When designing parts for injection molding, consider:

• Draft angles – include 1-2° draft on vertical surfaces so parts can eject cleanly from the mold
• Uniform wall thickness – maintain even thickness to prevent defects like warping and shrinkage
• Radii and fillets – add generous internal radii to avoid stress concentrations
• Ribs and gussets – use thick reinforcing ribs to improve strength
• Textures and finishes – simpler is better to allow demolding; avoid undercuts
• Parting lines – position so they don’t affect aesthetics or performance
• Ejector pins – place to avoid surface defects and ensure easy ejection

Properly designing parts for injection molding ensures they can be manufactured efficiently, within tolerance, without defects.
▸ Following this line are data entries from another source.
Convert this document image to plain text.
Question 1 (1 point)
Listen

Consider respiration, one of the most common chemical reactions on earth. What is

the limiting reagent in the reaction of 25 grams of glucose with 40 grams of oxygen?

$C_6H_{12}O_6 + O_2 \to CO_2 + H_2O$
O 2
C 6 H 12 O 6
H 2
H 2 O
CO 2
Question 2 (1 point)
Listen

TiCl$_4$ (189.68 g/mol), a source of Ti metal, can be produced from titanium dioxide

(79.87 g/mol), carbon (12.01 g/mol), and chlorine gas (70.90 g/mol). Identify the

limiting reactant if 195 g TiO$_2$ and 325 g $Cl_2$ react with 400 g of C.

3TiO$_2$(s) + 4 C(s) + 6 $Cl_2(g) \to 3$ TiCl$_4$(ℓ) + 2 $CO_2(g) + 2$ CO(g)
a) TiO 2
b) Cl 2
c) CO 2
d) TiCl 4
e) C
Consulting with experienced injection molders early in the design process is recommended.

Conclusion

Plastic injection molding uses steel molds with precision-machined cavities to shape molten plastic material into fully formed parts and products. It is a versatile, cost-effective manufacturing process capable of producing plastic components with high accuracy, repeatability, and complexity in large volumes.

Understanding the different types of plastic molds, the step-by-step injection molding process, its benefits and applications, and design considerations will provide critical insight for designers, engineers, manufacturers, and anyone interested in how mass-produced plastic parts are made.